Quando o custo de vida escraviza e a especulação produz a fome, temos uma combinação que deixa em suspenso a própria dignidade humana. Mais do que uma questão de sobrevivência, o acesso ao alimento com qualidade é um processo de humanização: “Tinha arroz, feijão e repolho e linguiça. Quando eu faço quatro pratos penso que sou alguem.” (p.49). Este ponto fica em relevo quando ela por diversas vezes compara a condição do favelado e de desvalidos a uma condição animalesca.
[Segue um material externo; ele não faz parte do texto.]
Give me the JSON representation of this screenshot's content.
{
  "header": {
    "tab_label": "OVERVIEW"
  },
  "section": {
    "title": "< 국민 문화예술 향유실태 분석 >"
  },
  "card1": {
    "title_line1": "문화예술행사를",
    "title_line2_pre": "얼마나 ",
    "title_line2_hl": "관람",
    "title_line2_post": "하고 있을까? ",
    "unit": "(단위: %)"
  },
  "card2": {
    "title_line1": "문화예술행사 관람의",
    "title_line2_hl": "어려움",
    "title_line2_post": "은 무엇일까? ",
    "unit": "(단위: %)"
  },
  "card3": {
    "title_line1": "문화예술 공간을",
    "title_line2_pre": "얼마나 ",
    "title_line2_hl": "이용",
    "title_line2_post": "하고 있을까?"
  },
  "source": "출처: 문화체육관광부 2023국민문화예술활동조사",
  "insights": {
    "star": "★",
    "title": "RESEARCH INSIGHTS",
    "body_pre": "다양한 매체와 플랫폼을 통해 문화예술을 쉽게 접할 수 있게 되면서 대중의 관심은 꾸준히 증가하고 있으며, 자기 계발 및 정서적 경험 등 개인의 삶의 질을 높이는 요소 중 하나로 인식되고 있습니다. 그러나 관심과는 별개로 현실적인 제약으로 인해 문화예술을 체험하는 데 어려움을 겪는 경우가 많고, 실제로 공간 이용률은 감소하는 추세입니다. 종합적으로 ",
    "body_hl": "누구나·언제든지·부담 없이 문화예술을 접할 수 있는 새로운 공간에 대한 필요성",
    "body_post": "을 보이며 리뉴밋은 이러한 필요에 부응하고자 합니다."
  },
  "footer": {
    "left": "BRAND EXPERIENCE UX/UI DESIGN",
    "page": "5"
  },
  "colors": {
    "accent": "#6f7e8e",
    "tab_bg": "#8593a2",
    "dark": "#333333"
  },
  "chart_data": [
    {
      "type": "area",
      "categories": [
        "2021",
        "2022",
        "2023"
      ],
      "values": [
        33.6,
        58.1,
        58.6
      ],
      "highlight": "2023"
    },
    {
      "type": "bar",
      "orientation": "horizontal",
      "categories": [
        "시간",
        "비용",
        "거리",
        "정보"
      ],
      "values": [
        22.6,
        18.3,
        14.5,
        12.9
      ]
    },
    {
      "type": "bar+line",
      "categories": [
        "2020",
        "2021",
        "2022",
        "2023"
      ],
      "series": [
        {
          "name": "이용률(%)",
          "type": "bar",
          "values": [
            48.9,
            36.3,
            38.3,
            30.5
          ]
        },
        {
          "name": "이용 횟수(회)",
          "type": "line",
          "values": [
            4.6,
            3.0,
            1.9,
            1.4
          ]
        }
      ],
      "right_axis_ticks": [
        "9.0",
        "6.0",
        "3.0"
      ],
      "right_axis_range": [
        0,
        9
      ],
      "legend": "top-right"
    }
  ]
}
“Passei no Frigorifico, peguei uns ossos. As mulheres vasculham o lixo procurando carne para comer. E elas dizem que é para os cachorros. Até eu digo que é para os cachorros…” (p.105)
“Os favelados aos poucos estão convencendo-se que para viver precisam imitar os corvos.” (p.41)
“Não mais se vê os corvos voando as margens do rio, perto dos lixos. Os homens desempregados substituiram os corvos.” (p.54)
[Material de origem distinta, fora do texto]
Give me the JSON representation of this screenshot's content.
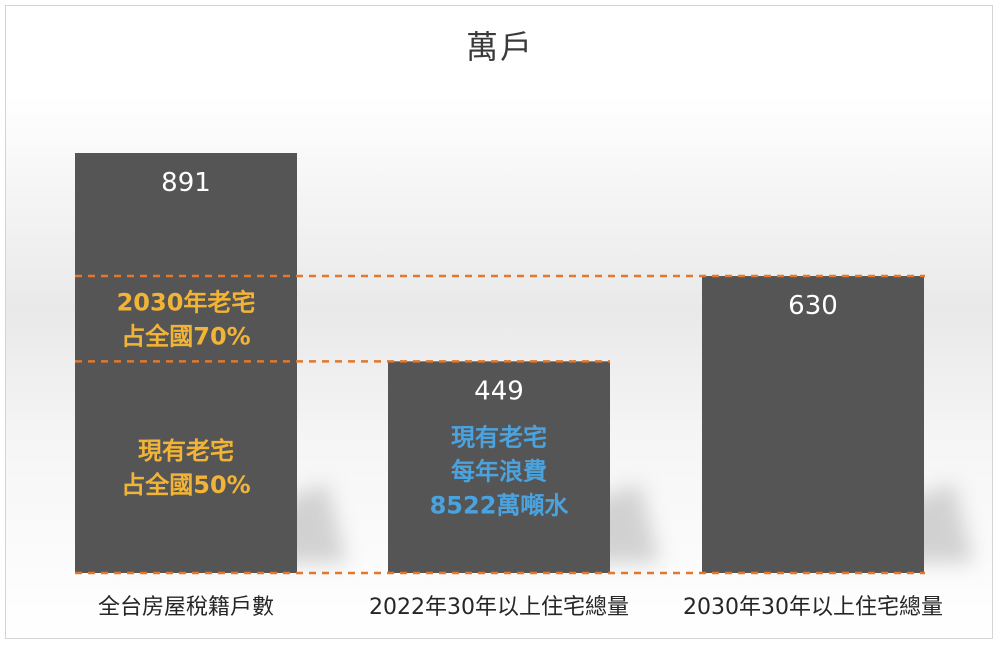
{
  "chart_data": {
    "type": "bar",
    "title": "萬戶",
    "categories": [
      "全台房屋稅籍戶數",
      "2022年30年以上住宅總量",
      "2030年30年以上住宅總量"
    ],
    "values": [
      891,
      449,
      630
    ],
    "ylim": [
      0,
      891
    ],
    "grid": false,
    "legend": "none",
    "reference_lines": [
      {
        "value": 630,
        "color": "#e0782e"
      },
      {
        "value": 449,
        "color": "#e0782e"
      },
      {
        "value": 0,
        "color": "#e0782e"
      }
    ],
    "annotations": [
      {
        "bar": 0,
        "band": [
          449,
          630
        ],
        "lines": [
          "2030年老宅",
          "占全國70%"
        ],
        "color": "#f2b436"
      },
      {
        "bar": 0,
        "band": [
          0,
          449
        ],
        "lines": [
          "現有老宅",
          "占全國50%"
        ],
        "color": "#f2b436"
      },
      {
        "bar": 1,
        "band": [
          0,
          449
        ],
        "lines": [
          "現有老宅",
          "每年浪費",
          "8522萬噸水"
        ],
        "color": "#4aa3df"
      }
    ],
    "colors": {
      "bar": "#555555",
      "bar_value": "#ffffff",
      "shadow": "#c8c8c8"
    }
  }
}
As sobras, o descartável, aquilo que se tornou economicamente inviável, passa a ser disputado por cachorros e corvos, mas também por homens e mulheres à margem do acesso das riquezas e produção sociais. É desta forma que se organiza uma economia que “prefere vê estragar do que deixar seus semelhantes aproveitar” (p.78).

As lágrimas dos pobres não comovem poetas de salão

A relação com as palavras e sua criação literária, fazia a escritora reencontrar nos sonhos e na imaginação a esperança de um amanhã mais reluzente. O próprio brasileiro só seria feliz “quando está dormindo”. Dizia que “quem escreve gosta de coisas bonitas”, porém ela só encontrava “tristezas e lamentos”. Assim, registrava em 12 de junho de 1958:

Carolina durante a noite de autógrafos do livro Quarto de Despejo, em São Paulo. Foto: Divulgação

“Enquanto escrevo vou pensando que resido num castelo cor de ouro que reluz na luz do sol. Que as janelas são de pratas e as luzes de brilhantes. Que a minha vista circula no jardim e eu contemplo as flores de todas as qualidades. (…) É preciso criar este ambiente de fantasia, para esquecer que estou na favela.” (p.58)

A imaginação operava no pensamento de Carolina não como um ato de fuga da realidade, pois sua escrita era a justa expressão dela. Emergia como uma forma de criação a manter horizontes à vista. Um horizonte de dignidade e humanidade. Sabia que “as trajedias que os politicos representam em relação ao povo” não comovem o que ela chamou de “poetas de salão”. Assim, apesar de sempre expressar uma relação contraditória e conflitiva frente a favela e seus moradores, reconhecia que “as lagrimas dos pobres” só comovem “os poetas do lixo, os idealistas da favela” (p.53).

E se para Carolina era preciso conhecer a fome para saber descrevê-la, que possamos ler e aprender com Carolina de Jesus, ler e aprender com as Carolinas do Brasil. Poetas e idealistas de um Brasil com justiça social.